Meet Parisa Tabriz,
the 31-year-old with perhaps the most enchanted job title in engineering -- "Google Security Princess."
Her job is to hack into the most popular web browser on the planet, trying to find flaws in the system before the "black hats" do.
Indeed, much like the good and bad witches of the Wizard of Oz, hackers are described as having "white" or "black" hats. To defeat Google's attackers, Tabriz must firstly think like them.
In this cyberspace battle, the data of around a billion Chrome users hangs in the balance -- and Tabriz wasn't going to settle for any old moniker.
"When I started, my official job title was 'Information Security Engineer,' which I thought was a bit boring and not really meaningful," said the Iranian-Polish-American, speaking a million miles an hour over the phone from Google HQ.
"So I changed it to 'Security Princess' as more of a tongue-in-cheek thing. I've never been exceptionally girly or fit the stereotype of a princess, so it was a bit ironic for me to go by that name -- and then it stuck!"
Tabriz's role has evolved dramatically in the eight years since she first started working at Google. Back then, the young graduate from Illinois University was one of 50 security engineers -- today there are over 500.
"Our users include presidents of foreign countries -- I hope Obama uses Chrome too. It includes really highly-targeted individuals, political dissidents, journalists, and people who just want to casually use the internet," she said.
"Google depends on those users trusting us with their data. So if we can't protect it, we have no business."
Bits of crime
Cybercrime has come a long way in the past decade -- from the cliched Nigerian Prince Scam
to credit card theft, and suspected government surveillance over emails.
Tabriz's biggest concern now is the people who find bugs in Google's software, and sell the information to governments or criminals.
To combat this, the company has set up a Vulnerability Rewards Program
, paying anywhere from $100 to $20,000 for reported glitches.
"What we've seen in the last couple of years is what we suspect to be governments trying to intercept communications," said Tabriz. "In one case, there were Iranian-region Gmail users whose connection was being intercepted."
"These incidents are especially scary since they seem to be carried out by large, well-funded organizations or governments," she added.

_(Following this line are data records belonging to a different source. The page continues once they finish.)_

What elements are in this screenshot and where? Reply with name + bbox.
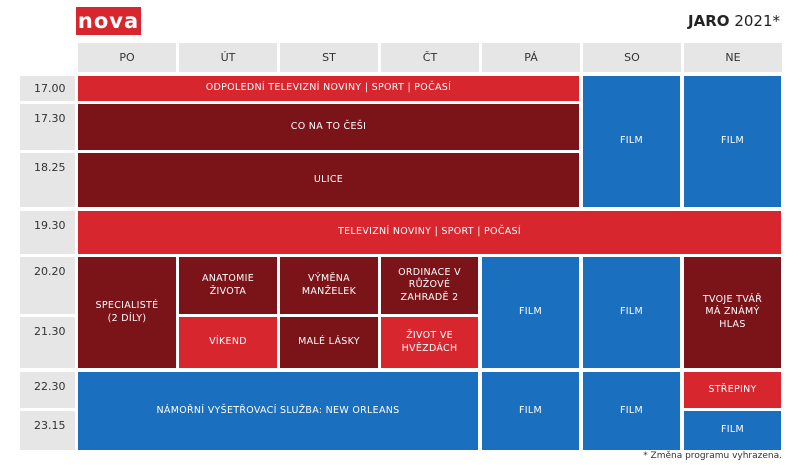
- logo: nova: [76, 7, 141, 35]
- program: STŘEPINY: [684, 372, 781, 408]
- year: 2021*: [734, 12, 780, 30]
- program: CO NA TO ČEŠI: [78, 104, 579, 150]
- time: 18.25: [20, 153, 75, 207]
- day: NE: [684, 43, 782, 72]
- day: PO: [78, 43, 176, 72]
- program: SPECIALISTÉ (2 DÍLY): [78, 257, 176, 368]
- day: ST: [280, 43, 378, 72]
- footnote: * Změna programu vyhrazena.: [643, 451, 782, 461]
- program: FILM: [482, 372, 579, 450]
- program: FILM: [482, 257, 579, 368]
- time: 17.00: [20, 76, 75, 101]
- program: VÍKEND: [179, 317, 277, 368]
- day: PÁ: [482, 43, 580, 72]
- time: 21.30: [20, 317, 75, 368]
- day: SO: [583, 43, 681, 72]
- program: ORDINACE V RŮŽOVÉ ZAHRADĚ 2: [381, 257, 478, 314]
- time: 23.15: [20, 411, 75, 450]
- time: 20.20: [20, 257, 75, 314]
- program: ANATOMIE ŽIVOTA: [179, 257, 277, 314]
- program: FILM: [583, 372, 680, 450]
- program: ŽIVOT VE HVĚZDÁCH: [381, 317, 478, 368]
- program: FILM: [684, 76, 781, 207]
- program: ULICE: [78, 153, 579, 207]
- program: ODPOLEDNÍ TELEVIZNÍ NOVINY | SPORT | POČ…: [78, 76, 579, 101]
- day: ČT: [381, 43, 479, 72]
- program: VÝMĚNA MANŽELEK: [280, 257, 378, 314]
- program: FILM: [684, 411, 781, 450]
- title: JARO 2021*: [688, 12, 780, 30]
- day: ÚT: [179, 43, 277, 72]
- program: NÁMOŘNÍ VYŠETŘOVACÍ SLUŽBA: NEW ORLEANS: [78, 372, 478, 450]
- program: FILM: [583, 257, 680, 368]
- season: JARO: [688, 12, 730, 30]
- program: MALÉ LÁSKY: [280, 317, 378, 368]
- time: 17.30: [20, 104, 75, 150]
- program: FILM: [583, 76, 680, 207]
- time: 22.30: [20, 372, 75, 408]
- program: TELEVIZNÍ NOVINY | SPORT | POČASÍ: [78, 211, 781, 254]
- time: 19.30: [20, 211, 75, 254]
- program: TVOJE TVÁŘ MÁ ZNÁMÝ HLAS: [684, 257, 781, 368]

It's a world away from Tabriz's computer-free childhhod home in Chicago. The daughter of an Iranian-American doctor father, and Polish-American nurse mother, Tabriz had little contact with computers until she started studying engineering at college.
Gaze across a line-up of Google security staff today and you'll find women like Tabriz are few and far between -- though in the last few years she has hired more female tech whizzes.
She admits there's an obvious gender imbalance in Silicon Valley, but for once is stumped on the fault.
"Clearly the numbers make you think 'what is the problem that there aren't more women working in security, that there aren't more women working in technology?" she said.
"And it does make me think what is the problem here? Is it the culture or the atmosphere?"
Thinking outside the screen
Funnily enough, during training sessions Tabriz first asks new recruits to hack not a computer, but a vending machine.
"There's this idea that you need to be a super genius computer geek to be a hacker. But in reality, I think anybody can be a hacker in the real world -- just think of all the non-software examples," said Tabriz.
"A lot of people ask me what's the best answer I've been given to the vending machine problem, and the real answer is there is none. Some people think about how they'd steal their favorite snack; some people figure out how to steal the entire machine of snacks; and some people figure out how they could add some sort of functionality to the machine that wasn't there before"
Tabriz's job is as much about technological know-how, as understanding the psychology of attackers.
"Anybody who's working in defense -- police officers, security, or law enforcement -- has to stop and think 'what is the enemy or the attacker going to do?'" she said.
"Because you always want to stay one step ahead of them."